In Shara’s estimation, lists form one half of the heart of intelligence, the second half being patience. Most espionage work, after all, is a matter of collecting data and categorizing it: who belongs to which group, and why; where are they now, and how are we so sure, and do we have someone else in the region; and now that we have catalogued those groups, what threat level should they be categorized under; and so on, and so on, and so on.

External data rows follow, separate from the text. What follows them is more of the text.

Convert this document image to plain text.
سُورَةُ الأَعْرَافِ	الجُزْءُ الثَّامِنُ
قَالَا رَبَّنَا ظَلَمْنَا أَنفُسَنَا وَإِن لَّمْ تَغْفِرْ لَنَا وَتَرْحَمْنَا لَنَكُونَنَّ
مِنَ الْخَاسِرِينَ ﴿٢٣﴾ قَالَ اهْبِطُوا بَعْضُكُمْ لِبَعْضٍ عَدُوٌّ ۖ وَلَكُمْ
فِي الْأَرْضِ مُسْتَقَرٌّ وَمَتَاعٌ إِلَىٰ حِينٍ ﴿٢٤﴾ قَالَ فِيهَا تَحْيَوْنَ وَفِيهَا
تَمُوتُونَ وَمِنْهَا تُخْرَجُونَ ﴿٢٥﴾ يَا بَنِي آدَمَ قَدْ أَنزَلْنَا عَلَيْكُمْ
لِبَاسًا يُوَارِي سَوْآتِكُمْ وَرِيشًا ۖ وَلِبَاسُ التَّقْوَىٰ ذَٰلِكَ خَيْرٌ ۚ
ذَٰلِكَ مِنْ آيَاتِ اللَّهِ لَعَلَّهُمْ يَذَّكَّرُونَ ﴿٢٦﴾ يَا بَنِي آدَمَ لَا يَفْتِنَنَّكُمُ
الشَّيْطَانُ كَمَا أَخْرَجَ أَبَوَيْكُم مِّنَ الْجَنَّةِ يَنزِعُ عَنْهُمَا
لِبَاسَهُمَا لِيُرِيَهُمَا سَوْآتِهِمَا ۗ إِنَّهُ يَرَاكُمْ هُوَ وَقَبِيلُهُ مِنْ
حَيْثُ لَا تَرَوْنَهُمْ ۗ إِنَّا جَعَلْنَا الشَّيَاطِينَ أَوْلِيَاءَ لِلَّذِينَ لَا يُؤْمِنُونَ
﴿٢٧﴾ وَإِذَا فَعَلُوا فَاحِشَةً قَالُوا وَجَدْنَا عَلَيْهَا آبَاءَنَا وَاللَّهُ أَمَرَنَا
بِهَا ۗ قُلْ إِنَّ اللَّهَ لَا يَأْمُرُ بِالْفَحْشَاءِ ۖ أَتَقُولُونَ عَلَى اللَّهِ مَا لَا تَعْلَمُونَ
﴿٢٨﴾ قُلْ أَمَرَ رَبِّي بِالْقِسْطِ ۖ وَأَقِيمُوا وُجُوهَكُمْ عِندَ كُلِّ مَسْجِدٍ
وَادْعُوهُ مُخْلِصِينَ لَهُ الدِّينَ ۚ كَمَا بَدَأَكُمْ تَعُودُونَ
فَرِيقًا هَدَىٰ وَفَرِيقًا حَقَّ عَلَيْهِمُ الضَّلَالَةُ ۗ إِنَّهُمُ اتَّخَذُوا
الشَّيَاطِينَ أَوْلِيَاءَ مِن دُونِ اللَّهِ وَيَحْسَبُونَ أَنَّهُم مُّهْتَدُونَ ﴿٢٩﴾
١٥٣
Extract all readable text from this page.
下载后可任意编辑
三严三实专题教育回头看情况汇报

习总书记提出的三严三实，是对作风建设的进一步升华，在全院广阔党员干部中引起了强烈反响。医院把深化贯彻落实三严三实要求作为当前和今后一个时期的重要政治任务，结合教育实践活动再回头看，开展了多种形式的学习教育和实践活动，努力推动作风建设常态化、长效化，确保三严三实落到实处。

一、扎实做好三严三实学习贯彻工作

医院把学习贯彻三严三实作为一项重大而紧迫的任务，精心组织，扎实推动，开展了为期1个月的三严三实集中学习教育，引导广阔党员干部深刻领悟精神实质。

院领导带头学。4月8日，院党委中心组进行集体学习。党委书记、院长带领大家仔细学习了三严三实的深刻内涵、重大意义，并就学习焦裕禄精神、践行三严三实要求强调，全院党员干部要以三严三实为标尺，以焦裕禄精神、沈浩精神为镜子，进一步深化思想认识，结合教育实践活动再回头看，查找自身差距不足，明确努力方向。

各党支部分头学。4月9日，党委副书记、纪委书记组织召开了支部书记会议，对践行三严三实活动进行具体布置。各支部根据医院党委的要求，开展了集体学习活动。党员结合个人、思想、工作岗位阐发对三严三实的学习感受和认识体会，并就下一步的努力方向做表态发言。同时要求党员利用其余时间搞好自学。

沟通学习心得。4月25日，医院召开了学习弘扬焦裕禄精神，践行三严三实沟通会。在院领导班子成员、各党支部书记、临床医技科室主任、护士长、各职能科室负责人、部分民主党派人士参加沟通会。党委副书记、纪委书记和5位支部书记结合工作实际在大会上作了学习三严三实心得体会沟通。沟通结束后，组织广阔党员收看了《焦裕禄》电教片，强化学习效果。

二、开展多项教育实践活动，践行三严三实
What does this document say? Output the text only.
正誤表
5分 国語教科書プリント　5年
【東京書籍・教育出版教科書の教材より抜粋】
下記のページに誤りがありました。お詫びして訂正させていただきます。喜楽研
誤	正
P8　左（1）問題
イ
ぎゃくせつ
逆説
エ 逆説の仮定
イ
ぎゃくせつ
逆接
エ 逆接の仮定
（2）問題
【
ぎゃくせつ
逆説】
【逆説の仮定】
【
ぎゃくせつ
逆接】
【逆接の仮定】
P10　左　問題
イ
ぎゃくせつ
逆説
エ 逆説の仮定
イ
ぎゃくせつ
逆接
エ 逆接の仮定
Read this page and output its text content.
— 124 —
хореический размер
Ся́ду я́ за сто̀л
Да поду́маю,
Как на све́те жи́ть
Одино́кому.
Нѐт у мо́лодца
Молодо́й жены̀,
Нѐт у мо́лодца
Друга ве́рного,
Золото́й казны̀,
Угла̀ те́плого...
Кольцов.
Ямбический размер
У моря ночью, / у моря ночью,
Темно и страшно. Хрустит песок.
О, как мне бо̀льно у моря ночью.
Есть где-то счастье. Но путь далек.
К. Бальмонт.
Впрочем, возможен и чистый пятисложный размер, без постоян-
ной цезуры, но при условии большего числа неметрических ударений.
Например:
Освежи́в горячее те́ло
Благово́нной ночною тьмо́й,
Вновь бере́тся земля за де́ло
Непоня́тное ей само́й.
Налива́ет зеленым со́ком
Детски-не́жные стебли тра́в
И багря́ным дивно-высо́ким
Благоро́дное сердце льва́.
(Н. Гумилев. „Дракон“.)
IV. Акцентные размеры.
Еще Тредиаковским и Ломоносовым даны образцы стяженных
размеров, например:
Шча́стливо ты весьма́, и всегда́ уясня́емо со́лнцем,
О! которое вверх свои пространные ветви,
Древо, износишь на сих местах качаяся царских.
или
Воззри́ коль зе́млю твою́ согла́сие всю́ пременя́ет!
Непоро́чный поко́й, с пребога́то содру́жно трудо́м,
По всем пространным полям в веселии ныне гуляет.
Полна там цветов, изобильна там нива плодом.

So whenever Shara is really puzzled by something, she takes her thoughts and sorts them, threshing them out like chaff from wheat, tunneling down and through her mind as she tries to wring truth from everything she knows, a frequently endless list of annotations, qualifications, categorizations, and exceptions all collected as she interrogates herself: Fact: I have been attacked less than one week after Efrem Pangyui.
I. I don’t know for sure if it was me they were attacking.
A. Then who?
1. Vo wants to make munitions for Saypur. So that’s ample reason to kill him there.
a. Then why not simply kill Vo when they had the chance? They could have shot him the moment they walked in the room.
b. His deal is not official, and also not publicly known yet.
1) Doesn’t mean anything—there could always be leaks.
II. Efrem was beaten to death with a blunt instrument in his office. These men were far more professional.
A. You think. Whoever attacked Efrem has not been captured, a mark of professionalism if ever there was one.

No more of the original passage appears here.